La sabia imaginación del “Gabo” le permitió plasmar a través de imperecederas metáforas las increíbles, – y en definitiva reales-, historias de pueblos, próceres, naciones y de todo un continente.
A casi 50 años de la primera edición de la que es quizás su obra más universal, Cien años de soledad, enamora aún el escritor a todo aquel que sabe apreciar la belleza de lo genuino, de lo diferente.
En tiempos donde las ambiciones guerristas parecieran prevalecer por encima del derecho a la vida, es válido recordar el contenido del discurso de aceptación del Premio Nobel de Literatura, titulado «La soledad de América Latina», pronunciado el 10 de diciembre de 1982 en Estocolmo, Suecia.
Dentro de toda aquella exposición memorable una frase resonó de manera particular.
“América Latina no quiere ni tiene por qué ser un alfil sin albedrío, ni tiene nada de quimérico que sus designios de independencia y originalidad se conviertan en una aspiración occidental”, expresó.
Más adelante cuestionó: “¿Por qué la originalidad que se nos admite sin reservas en la literatura se nos niega con toda clase de suspicacias en nuestras tentativas tan difíciles de cambio social? ¿Por qué pensar que la justicia social que los europeos de avanzada tratan de imponer en sus países no puede ser también un objetivo latinoamericano con métodos distintos en condiciones diferentes?”.
Reconoció casi a continuación que “la violencia y el dolor desmesurados de nuestra historia son el resultado de injusticias seculares y amarguras sin cuento”.

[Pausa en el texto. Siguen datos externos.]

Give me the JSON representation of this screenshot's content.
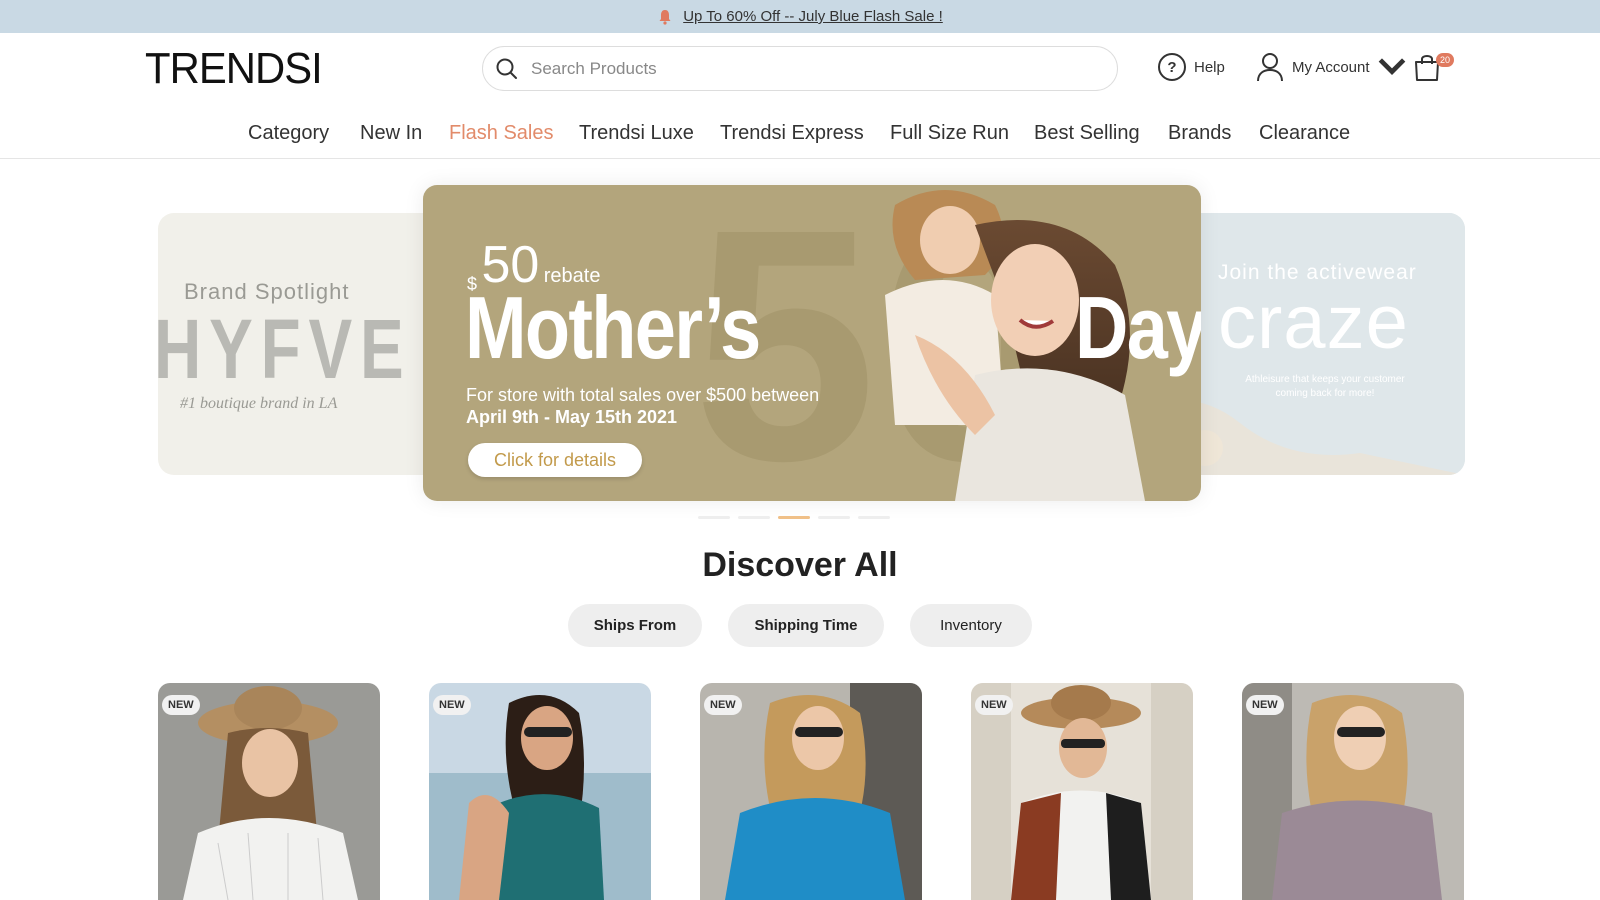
{
  "announcement": {
    "text": "Up To 60% Off -- July Blue Flash Sale !",
    "icon": "bell-icon"
  },
  "header": {
    "logo": "TRENDSI",
    "search_placeholder": "Search Products",
    "help_label": "Help",
    "account_label": "My Account",
    "cart_count": "20"
  },
  "nav": {
    "items": [
      "Category",
      "New In",
      "Flash Sales",
      "Trendsi Luxe",
      "Trendsi Express",
      "Full Size Run",
      "Best Selling",
      "Brands",
      "Clearance"
    ],
    "active": "Flash Sales",
    "active_color": "#e28b6a"
  },
  "carousel": {
    "left": {
      "kicker": "Brand Spotlight",
      "brand": "HYFVE",
      "tagline": "#1 boutique brand in LA"
    },
    "main": {
      "bg_number": "50",
      "rebate_dollar": "$",
      "rebate_amount": "50",
      "rebate_word": "rebate",
      "title_left": "Mother’s",
      "title_right": "Day",
      "line1": "For store with total sales over $500 between",
      "line2": "April 9th - May 15th 2021",
      "cta": "Click for details",
      "bg_color": "#b3a57c"
    },
    "right": {
      "kicker": "Join the activewear",
      "title": "craze",
      "sub": "Athleisure that keeps your customer coming back for more!"
    },
    "dots": 5,
    "active_dot": 2
  },
  "discover": {
    "title": "Discover All",
    "filters": [
      "Ships From",
      "Shipping Time",
      "Inventory"
    ]
  },
  "products": [
    {
      "badge": "NEW"
    },
    {
      "badge": "NEW"
    },
    {
      "badge": "NEW"
    },
    {
      "badge": "NEW"
    },
    {
      "badge": "NEW"
    }
  ]
}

Alarmante vigencia conserva su denuncia de cómo “los países más prósperos han logrado acumular suficiente poder de destrucción como para aniquilar cien veces no sólo a todos los seres humanos que han existido hasta hoy, sino la totalidad de los seres vivos que han pasado por este planeta de infortunios”.
Evocó el colombiano ese día a quien llamó su maestro: el también escritor William Faulkner, cuando desde ese mismo podio sentenció que se negaba a admitir el fin del hombre.
Confesó entonces que no se sentiría digno de ocupar ese sitio si no tuviera la conciencia plena de que, por primera vez desde los orígenes de la humanidad, el desastre colosal que el autor estadounidense negaba a admitir “es ahora nada más que una simple posibilidad científica”.
Ante esta realidad sobrecogedora, afirmó, nos sentimos con el derecho de creer que todavía no es demasiado tarde para emprender la creación de la utopía contraria.
“Una nueva y arrasadora utopía de la vida, donde nadie pueda decidir por otros hasta la forma de morir, donde de veras sea cierto el amor y sea posible la felicidad, y donde las estirpes condenadas a cien años de soledad tengan por fin y para siempre una segunda oportunidad sobre la tierra”, exclamó el novelista.
El discurso del Gabo fue escrito hace más de cuatro décadas, pero quien lo lee podría pensar que no fue pronunciado sino ayer.